Ring modulator, sample/hold

The ring modulator also convinces with a very characteristic sound, which is already known from the Odyssey. With the 2600 you also have the option to loop in any sources and to switch between audio and DC, which affects the sound in different fundamentals of the mixed signal generated. A separate multi-page test report could be written about the possibilities of the voltage processor and the S/H module. There is a lot to research here. A simple but practical application of the S/H module is the output of random values with each keystroke in order to modulate the filter frequency or the VCA. The voltage processor can ensure smooth transitions between the values or it can output an inverted version, which provides interesting panning effects when using both sources. Of course, the „voice“ of R2-D2 from Star Wars can also be reproduced with it true to the original.

Special models

With a little delay, Behringer announced two additional models based on the different variations of the original, the Gray Meanie and the Blue Marvin. The wording of the press release has caused some confusion. Both replicas will be equipped with carefully selected high-quality components for improved performance as well as dual filters and an additional LFO. However, this statement should apply to all three models and not just to the gray and blue versions. In a direct comparison of the classic model with the Gray Meanie, we could at least not hear any tonal differences or find another LFO or filter. The reference to only 25 Blue Marvins and 35 Gray Meanies in the original is sometimes interpreted as a strict limitation of the replicas, but so far there is no concrete evidence of this.

Stereo spring reverb

In addition to the obvious differences in design, there is a tonally relevant difference: While the standard model is equipped with digital spring reverb emulation, the special models and the original have a mechanical spring reverb. In a direct comparison, the digital version sounds a bit duller and more static, but basically does a good job and even implements a feedback loop quite convincingly. The mechanical variant is less predictable, a bit more transparent and with more treble components and we liked it better in the sound comparison. On the other hand, the design of the user interface of the special models did not convince us that much in practice. The blue and gray variants are only equipped with single-color fader LEDs, and the labels and graphically displayed links between the individual areas are also less legible. The standard model seems clearer to us.

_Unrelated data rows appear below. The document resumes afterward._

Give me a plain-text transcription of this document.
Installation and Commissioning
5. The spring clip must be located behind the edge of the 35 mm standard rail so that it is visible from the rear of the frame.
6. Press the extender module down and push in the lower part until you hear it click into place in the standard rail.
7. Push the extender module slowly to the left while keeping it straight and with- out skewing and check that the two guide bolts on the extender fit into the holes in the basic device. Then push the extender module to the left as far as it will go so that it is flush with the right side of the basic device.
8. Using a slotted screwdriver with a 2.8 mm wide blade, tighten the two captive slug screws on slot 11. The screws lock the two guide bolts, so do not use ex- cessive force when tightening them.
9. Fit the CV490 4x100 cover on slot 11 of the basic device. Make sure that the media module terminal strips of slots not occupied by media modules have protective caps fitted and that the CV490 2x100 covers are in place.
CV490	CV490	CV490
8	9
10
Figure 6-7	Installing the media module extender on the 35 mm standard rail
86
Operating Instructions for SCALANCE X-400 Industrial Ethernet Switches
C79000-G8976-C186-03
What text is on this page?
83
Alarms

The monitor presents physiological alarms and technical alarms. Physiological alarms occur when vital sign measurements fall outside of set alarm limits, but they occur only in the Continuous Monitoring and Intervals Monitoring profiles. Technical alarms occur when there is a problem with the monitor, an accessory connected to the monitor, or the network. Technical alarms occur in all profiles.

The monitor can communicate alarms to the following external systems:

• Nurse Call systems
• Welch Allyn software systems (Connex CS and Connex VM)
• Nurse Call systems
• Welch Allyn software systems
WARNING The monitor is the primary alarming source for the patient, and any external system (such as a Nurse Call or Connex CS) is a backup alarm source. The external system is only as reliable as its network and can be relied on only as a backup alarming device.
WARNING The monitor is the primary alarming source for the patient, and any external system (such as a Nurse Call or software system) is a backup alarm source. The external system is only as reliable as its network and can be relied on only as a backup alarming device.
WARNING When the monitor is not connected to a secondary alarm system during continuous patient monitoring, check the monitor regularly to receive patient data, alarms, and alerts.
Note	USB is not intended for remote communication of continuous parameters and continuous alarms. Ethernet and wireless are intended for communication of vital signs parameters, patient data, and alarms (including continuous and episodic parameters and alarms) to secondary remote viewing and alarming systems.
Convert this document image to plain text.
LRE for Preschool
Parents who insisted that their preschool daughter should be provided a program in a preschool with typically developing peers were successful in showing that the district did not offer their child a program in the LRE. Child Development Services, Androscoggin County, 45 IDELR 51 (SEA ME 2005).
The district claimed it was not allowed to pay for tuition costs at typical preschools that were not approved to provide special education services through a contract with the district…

With the 2600, Behringer has made another synthesizer legend available to the general public. The basic sound of the Behringer 2600 is very close to the Odyssey, which sounds a bit stronger due to the more variable filters and the drive circuit. In contrast, the 2600 with the third VCO, the additional modules in the lower range and the semi-modular structure offers more sonic flexibility and is already comparable to a medium-sized modular system in terms of possibilities - at a fraction of the cost and space required! Whether crisp synth bass, analog percussion, overtone-rich sync and FM sounds, creamy leads, long drones or weird sci-fi effects, the 2600 impresses with all types of electronic sounds. Preamp, envelope follower and spring reverb also make the synthesizer an interesting filter box and effects unit for external audio signals. As with the original, however, you need a little training time to see through the structure and signal path and to exploit all the options offered by the many patch sockets and modules.